I lifted a shoulder and moved my pillow to my side, dipping my free hand into the pocket of my hoodie.

“We have a couch you can sleep on,” the friend said, her accent lost.

Normally I would have declined the offer and sought out a place to sit where I could watch for my roommate’s guest to leave, but something about her kindness, or possibly her persistence, had me nodding in agreement and taking my hand back out of my pocket as I took a couple of steps closer to them.

“I’m Charleigh, and this is Allison,” the British girl said as I got within a couple of feet.

“Allie,” the dark-haired woman corrected her instantly, her tone agitated, like this was something she repeated often.

“What’s your name?” Charleigh asked, ignoring Allie’s correction.

“I’m Lauren. It’s nice to meet you both.”

“It’s nice to meet you too, Lauren. Come on, then.”

I followed them back up a flight of stairs to the studio apartment below mine where I was met with fabrics of all shades filling nearly every surface of the small space. My eyes tracked several of them, a new one beginning before the last ended.

“We’re going to school for fashion and design,” Allie explained from my side. I turned to look at her and nodded a couple of times before my attention was caught by something that resembled the fur of a long-haired cat, only fuchsia pink. Eyebrows slightly raised, I moved my focus back to Allie and Charleigh.

“You’d make for a great model.” My eyebrows lifted even higher as I looked to Charleigh. “You have that willowy look to you. But we need to work on your posture.” With that as her warning, she pressed her right hand to my breastbone and her left to the center of my shoulder blades, pushing down, making me stand taller.

“There you are. That’s perfect. Right, Allison?”

“You would be pretty great. How tall are you, anyway?”

“Nearly five-eleven.”

Allie blew a low whistle between her bottom lip and her two front teeth. “You can sleep here anytime if you’re willing to model my final project.”

“Yeah, I sort of need a hazard sign on my back when I wear heels.”

“That’s okay.
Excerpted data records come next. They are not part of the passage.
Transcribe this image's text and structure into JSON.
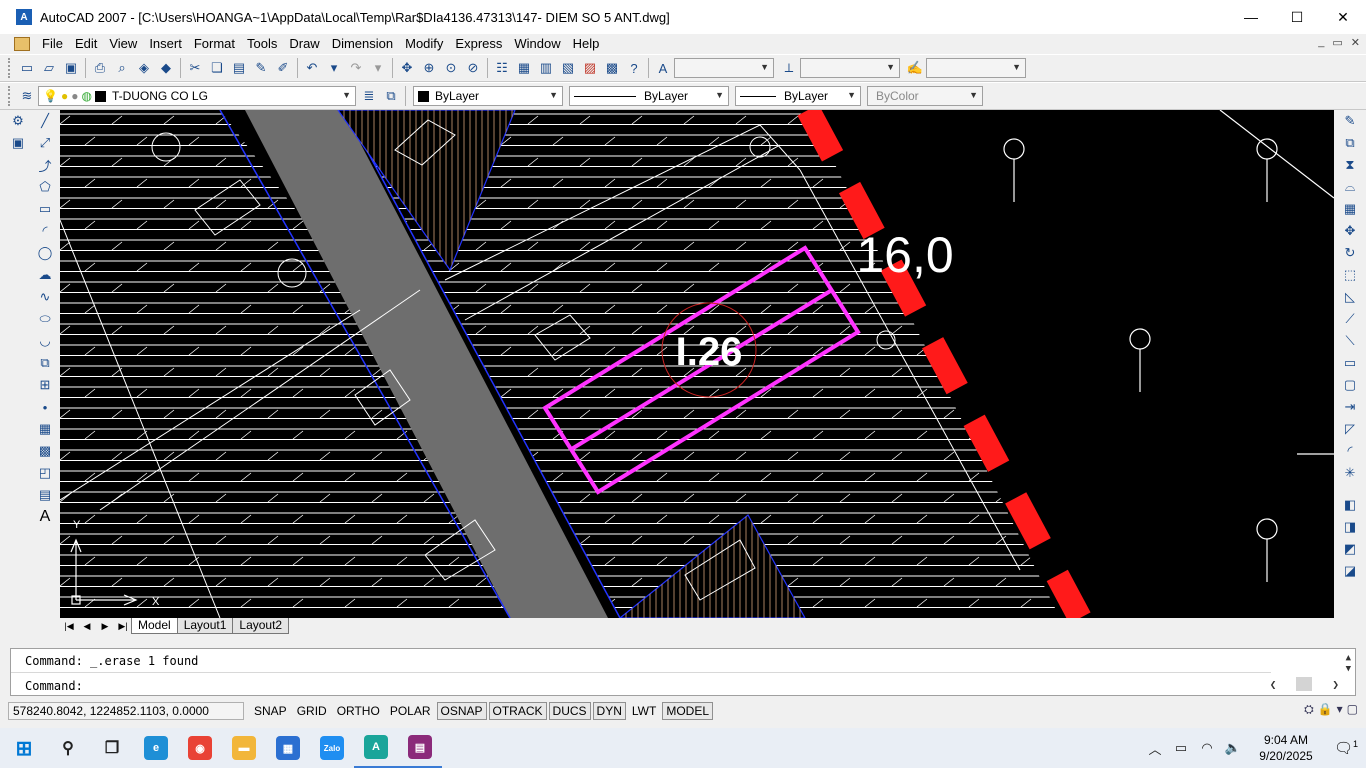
{
  "window": {
    "app_icon": "autocad-icon",
    "title": "AutoCAD 2007 - [C:\\Users\\HOANGA~1\\AppData\\Local\\Temp\\Rar$DIa4136.47313\\147- DIEM SO 5 ANT.dwg]",
    "minimize": "—",
    "maximize": "☐",
    "close": "✕"
  },
  "menu": {
    "items": [
      "File",
      "Edit",
      "View",
      "Insert",
      "Format",
      "Tools",
      "Draw",
      "Dimension",
      "Modify",
      "Express",
      "Window",
      "Help"
    ],
    "mdi_min": "_",
    "mdi_restore": "▭",
    "mdi_close": "✕"
  },
  "layer_toolbar": {
    "layer_name": "T-DUONG CO LG",
    "color": "ByLayer",
    "linetype": "ByLayer",
    "lineweight": "ByLayer",
    "plotstyle": "ByColor"
  },
  "drawing": {
    "text_dimension": "16,0",
    "text_label": "I.26",
    "colors": {
      "background": "#000000",
      "hatch": "#ffffff",
      "road": "#6e6e6e",
      "boundary": "#ff1a1a",
      "parcel": "#ff33ff",
      "edge": "#2233ff",
      "ortho_hatch": "#d2a07a"
    }
  },
  "tabs": {
    "nav": [
      "|◀",
      "◀",
      "▶",
      "▶|"
    ],
    "items": [
      "Model",
      "Layout1",
      "Layout2"
    ],
    "active": "Model"
  },
  "command": {
    "line1": "Command:  _.erase 1 found",
    "line2": "Command:"
  },
  "status": {
    "coords": "578240.8042, 1224852.1103, 0.0000",
    "buttons": [
      {
        "label": "SNAP",
        "on": false
      },
      {
        "label": "GRID",
        "on": false
      },
      {
        "label": "ORTHO",
        "on": false
      },
      {
        "label": "POLAR",
        "on": false
      },
      {
        "label": "OSNAP",
        "on": true
      },
      {
        "label": "OTRACK",
        "on": true
      },
      {
        "label": "DUCS",
        "on": true
      },
      {
        "label": "DYN",
        "on": true
      },
      {
        "label": "LWT",
        "on": false
      },
      {
        "label": "MODEL",
        "on": true
      }
    ]
  },
  "taskbar": {
    "apps": [
      {
        "name": "start-icon",
        "color": "#0078d4",
        "glyph": "⊞"
      },
      {
        "name": "search-icon",
        "color": "transparent",
        "glyph": "⚲"
      },
      {
        "name": "task-view-icon",
        "color": "transparent",
        "glyph": "❐"
      },
      {
        "name": "edge-icon",
        "color": "#1e8fd6",
        "glyph": "e"
      },
      {
        "name": "chrome-icon",
        "color": "#e94235",
        "glyph": "◉"
      },
      {
        "name": "file-explorer-icon",
        "color": "#f2b63a",
        "glyph": "▬"
      },
      {
        "name": "store-icon",
        "color": "#2b6fd1",
        "glyph": "▦"
      },
      {
        "name": "zalo-icon",
        "color": "#1f8ef1",
        "glyph": "Zalo"
      },
      {
        "name": "autocad-task-icon",
        "color": "#1aa59a",
        "glyph": "A"
      },
      {
        "name": "winrar-icon",
        "color": "#8b2a7a",
        "glyph": "▤"
      }
    ],
    "time": "9:04 AM",
    "date": "9/20/2025",
    "notif_count": "1"
  }
}
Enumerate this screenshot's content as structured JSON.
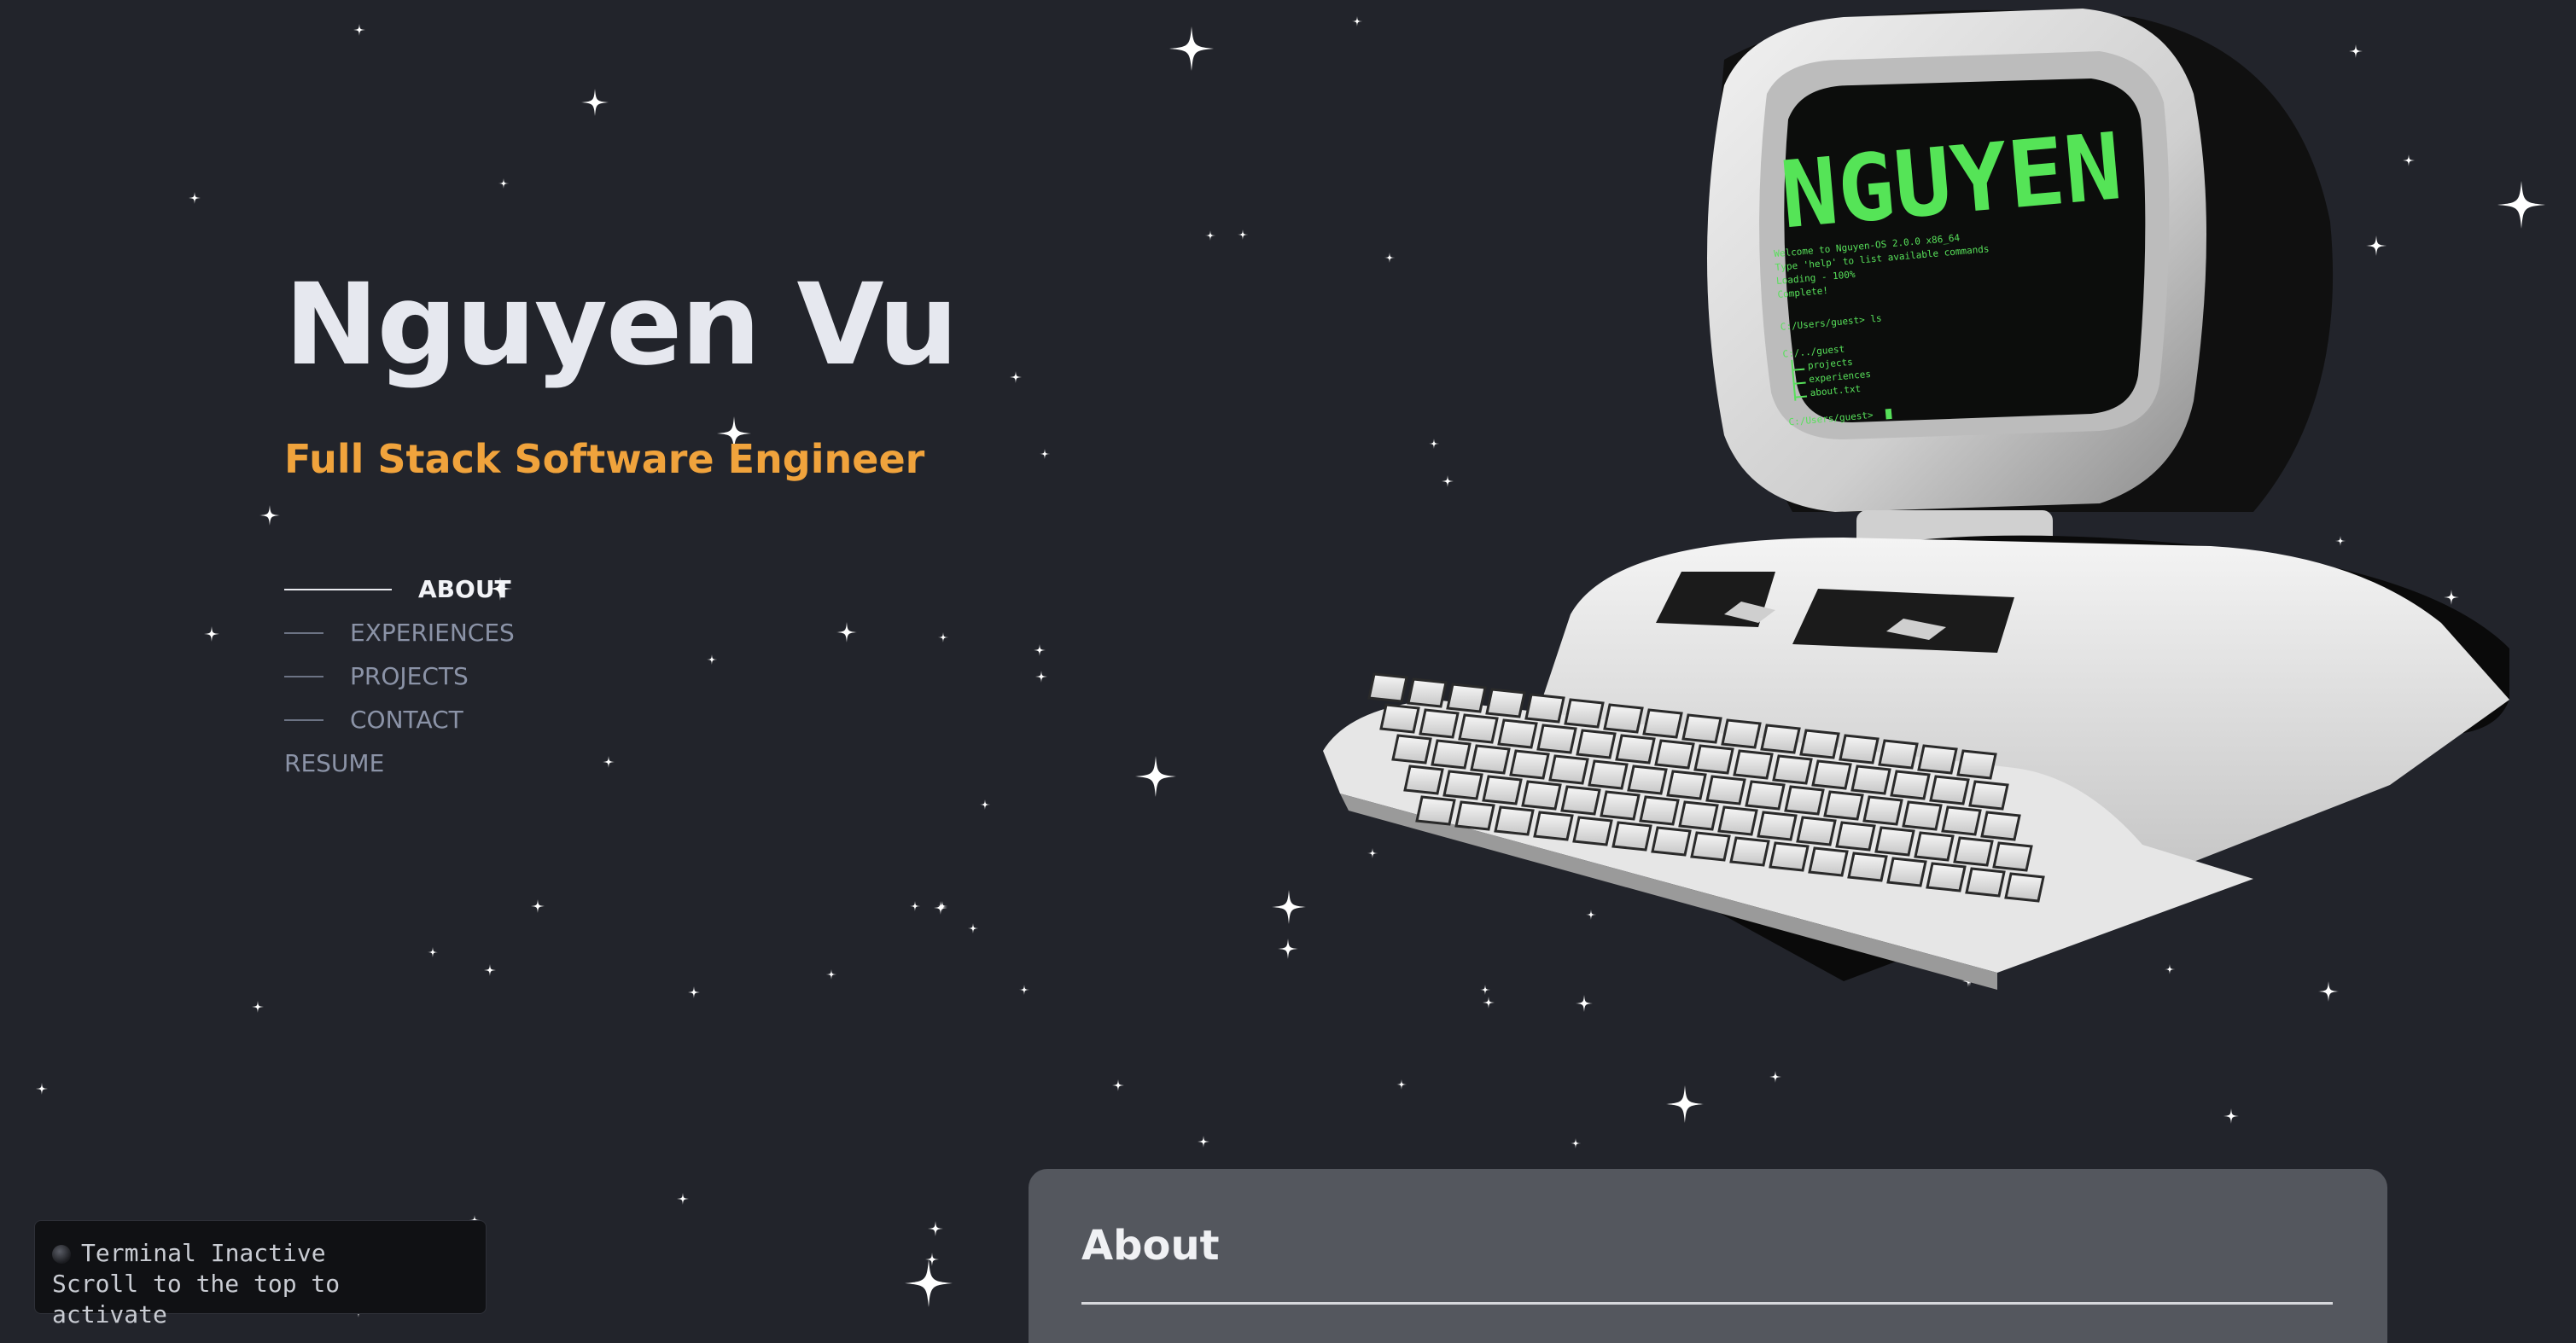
{
  "hero": {
    "name": "Nguyen Vu",
    "subtitle": "Full Stack Software Engineer"
  },
  "nav": {
    "items": [
      {
        "label": "ABOUT",
        "active": true
      },
      {
        "label": "EXPERIENCES",
        "active": false
      },
      {
        "label": "PROJECTS",
        "active": false
      },
      {
        "label": "CONTACT",
        "active": false
      },
      {
        "label": "RESUME",
        "active": false
      }
    ]
  },
  "terminal_status": {
    "title": "Terminal Inactive",
    "hint": "Scroll to the top to activate"
  },
  "computer_screen": {
    "logo": "NGUYEN",
    "lines": [
      "Welcome to Nguyen-OS 2.0.0 x86_64",
      "Type 'help' to list available commands",
      "Loading - 100%",
      "Complete!",
      "C:/Users/guest> ls",
      "C:/../guest",
      "projects",
      "experiences",
      "about.txt",
      "C:/Users/guest>"
    ]
  },
  "about": {
    "title": "About"
  },
  "colors": {
    "background": "#22242b",
    "accent": "#f0a33c",
    "terminal_green": "#57e05a",
    "card": "#54575e"
  },
  "icons": {
    "status_dot": "status-dot-icon",
    "stars": "sparkle-star-icon"
  }
}
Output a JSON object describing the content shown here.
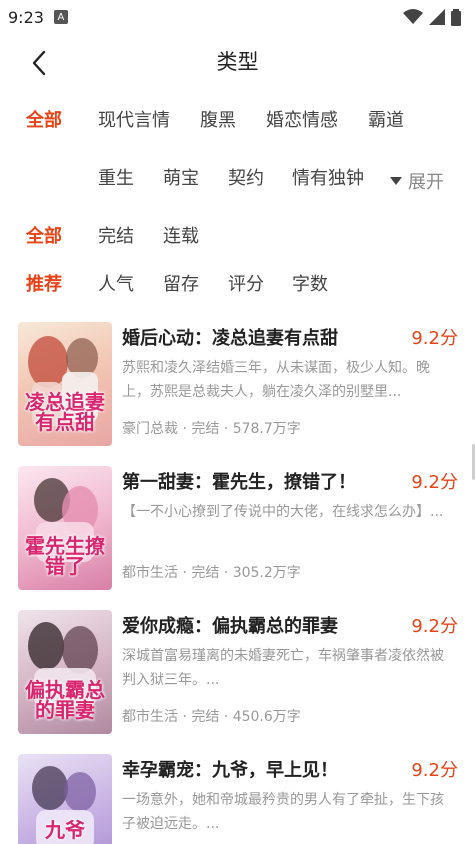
{
  "status": {
    "time": "9:23",
    "a_icon": "A"
  },
  "header": {
    "title": "类型"
  },
  "filters": {
    "category_all": "全部",
    "categories": [
      "现代言情",
      "腹黑",
      "婚恋情感",
      "霸道",
      "重生",
      "萌宝",
      "契约",
      "情有独钟"
    ],
    "expand_label": "展开",
    "status_all": "全部",
    "status_options": [
      "完结",
      "连载"
    ],
    "sort_active": "推荐",
    "sort_options": [
      "人气",
      "留存",
      "评分",
      "字数"
    ]
  },
  "books": [
    {
      "title": "婚后心动：凌总追妻有点甜",
      "score": "9.2分",
      "desc": "苏熙和凌久泽结婚三年，从未谋面，极少人知。晚上，苏熙是总裁夫人，躺在凌久泽的别墅里...",
      "meta": "豪门总裁 · 完结 · 578.7万字",
      "cover_text": "凌总追妻有点甜"
    },
    {
      "title": "第一甜妻：霍先生，撩错了！",
      "score": "9.2分",
      "desc": "【一不小心撩到了传说中的大佬，在线求怎么办】...",
      "meta": "都市生活 · 完结 · 305.2万字",
      "cover_text": "霍先生撩错了"
    },
    {
      "title": "爱你成瘾：偏执霸总的罪妻",
      "score": "9.2分",
      "desc": "深城首富易瑾离的未婚妻死亡，车祸肇事者凌依然被判入狱三年。...",
      "meta": "都市生活 · 完结 · 450.6万字",
      "cover_text": "偏执霸总的罪妻"
    },
    {
      "title": "幸孕霸宠：九爷，早上见！",
      "score": "9.2分",
      "desc": "一场意外，她和帝城最矜贵的男人有了牵扯，生下孩子被迫远走。...",
      "meta": "",
      "cover_text": "九爷"
    }
  ],
  "colors": {
    "accent": "#e94318",
    "text": "#222222",
    "muted": "#999999"
  }
}
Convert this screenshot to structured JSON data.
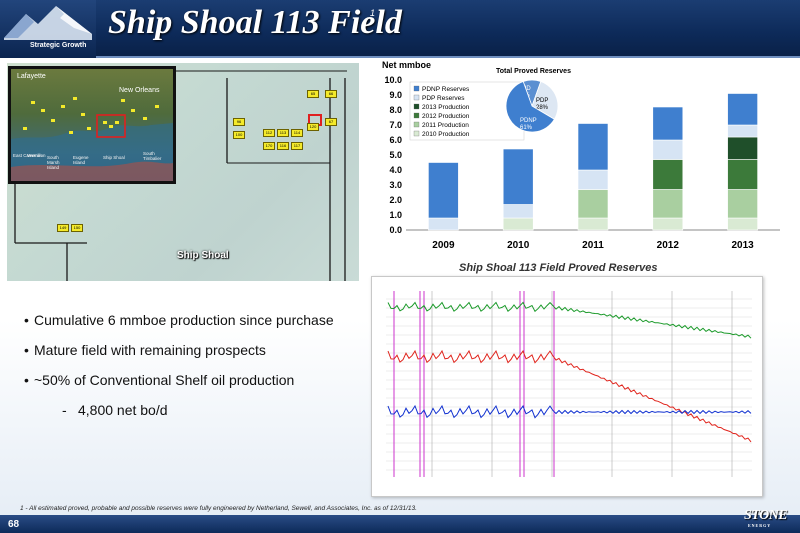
{
  "header": {
    "title": "Ship Shoal 113 Field",
    "title_footnote_marker": "1",
    "logo_caption": "Strategic Growth",
    "colors": {
      "bar": "#0d2a59",
      "accent": "#6f8fbf"
    }
  },
  "map": {
    "inset_labels": {
      "lafayette": "Lafayette",
      "new_orleans": "New Orleans",
      "ship_shoal": "Ship Shoal",
      "vermilion": "Vermilion",
      "eugene_island": "Eugene Island",
      "south_marsh_island": "South Marsh Island",
      "south_timbalier": "South Timbalier",
      "east_cameron": "East Cameron"
    },
    "main_label": "Ship Shoal",
    "colors": {
      "block": "#f4ea2a",
      "highlight": "#e02020"
    }
  },
  "chart_data": {
    "type": "bar",
    "title": "Total Proved Reserves",
    "ylabel": "Net mmboe",
    "ylim": [
      0,
      10
    ],
    "yticks": [
      "0.0",
      "1.0",
      "2.0",
      "3.0",
      "4.0",
      "5.0",
      "6.0",
      "7.0",
      "8.0",
      "9.0",
      "10.0"
    ],
    "categories": [
      "2009",
      "2010",
      "2011",
      "2012",
      "2013"
    ],
    "stacked": true,
    "series": [
      {
        "name": "2010 Production",
        "color": "#d9ead3",
        "values": [
          0.0,
          0.8,
          0.8,
          0.8,
          0.8
        ]
      },
      {
        "name": "2011 Production",
        "color": "#a9cfa0",
        "values": [
          0.0,
          0.0,
          1.9,
          1.9,
          1.9
        ]
      },
      {
        "name": "2012 Production",
        "color": "#3c7a3a",
        "values": [
          0.0,
          0.0,
          0.0,
          2.0,
          2.0
        ]
      },
      {
        "name": "2013 Production",
        "color": "#1f4f2a",
        "values": [
          0.0,
          0.0,
          0.0,
          0.0,
          1.5
        ]
      },
      {
        "name": "PDP Reserves",
        "color": "#d6e4f4",
        "values": [
          0.8,
          0.9,
          1.3,
          1.3,
          0.8
        ]
      },
      {
        "name": "PDNP Reserves",
        "color": "#3f7fcf",
        "values": [
          3.7,
          3.7,
          3.1,
          2.2,
          2.1
        ]
      }
    ],
    "legend": [
      "PDNP Reserves",
      "PDP Reserves",
      "2013 Production",
      "2012 Production",
      "2011 Production",
      "2010 Production"
    ],
    "legend_placement": "top-left",
    "inset_pie": {
      "slices": [
        {
          "name": "PUD",
          "value": 11,
          "label": "PUD 11%",
          "color": "#5b8fd1"
        },
        {
          "name": "PDP",
          "value": 28,
          "label": "PDP 28%",
          "color": "#dde7f3"
        },
        {
          "name": "PDNP",
          "value": 61,
          "label": "PDNP 61%",
          "color": "#3f7fcf"
        }
      ]
    },
    "caption": "Ship Shoal 113 Field Proved Reserves"
  },
  "bullets": [
    "Cumulative 6 mmboe production since purchase",
    "Mature field with remaining prospects",
    "~50% of Conventional Shelf oil production"
  ],
  "sub_bullets": [
    "4,800 net bo/d"
  ],
  "footnote": "1 - All estimated proved, probable and possible reserves were fully engineered by Netherland, Sewell, and Associates, Inc. as of 12/31/13.",
  "footer": {
    "page_number": "68",
    "logo_word": "STONE",
    "logo_sub": "ENERGY"
  }
}
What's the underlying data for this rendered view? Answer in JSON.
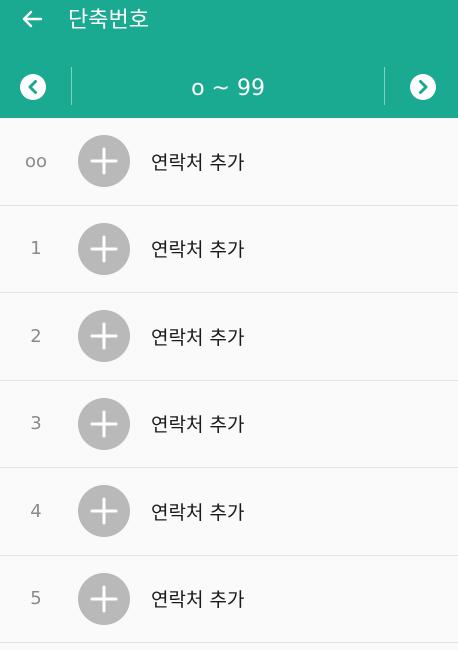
{
  "header": {
    "title": "단축번호",
    "back_icon": "arrow-left-icon",
    "bg_color": "#1aa991"
  },
  "pager": {
    "range_label": "o ~ 99",
    "prev_icon": "chevron-left-circle-icon",
    "next_icon": "chevron-right-circle-icon"
  },
  "list": {
    "rows": [
      {
        "number": "oo",
        "label": "연락처 추가"
      },
      {
        "number": "1",
        "label": "연락처 추가"
      },
      {
        "number": "2",
        "label": "연락처 추가"
      },
      {
        "number": "3",
        "label": "연락처 추가"
      },
      {
        "number": "4",
        "label": "연락처 추가"
      },
      {
        "number": "5",
        "label": "연락처 추가"
      }
    ],
    "add_icon": "plus-circle-icon"
  }
}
We have months to get this right. We’ll have you walking the runway like you own it.” Allie turned toward the small inlet of a kitchen and quietly began singing “On the Catwalk.”

My gaze moved to Charleigh seeing her give me an assuring smile. “You’ll get used to it. Besides, she’ll be on to her next thought in like five seconds. She’s totally ADHD.”

“I can hear you,” Allie sang as she turned off the tap from filling a tea kettle.

“I intended for you to,” Charleigh returned in the same sing-song tone.

“What’s your poison, Lauren? Coffee or tea?”

“Coffee, please,” I replied as my eyes started following another bolt of fabric. “You guys have so much stuff. School hasn’t even begun.”

“What are you studying?”

“Art restoration and composite drawing,” I replied.

“And you don’t have any supplies upstairs in your apartment so you can work whenever you please?”

I looked at Charleigh, noticing her eyes were a beautiful grayish blue, almost the same color of the skies before they turn dark with a storm. “Touché,” I said with a smile, turning my attention to where she was staring at my hand with the charcoal stains that never fully washed away, regardless of using a hand brush or special soaps.

“We’re artists. We’ve been living and breathing fashion and designing our own clothes since long before we enrolled here.” Charleigh’s words made perfect sense to me. I never went anywhere without my messenger bag, which always contained at least one sketchpad, multiple pencils, and random pieces of charcoal rolling around the bottom.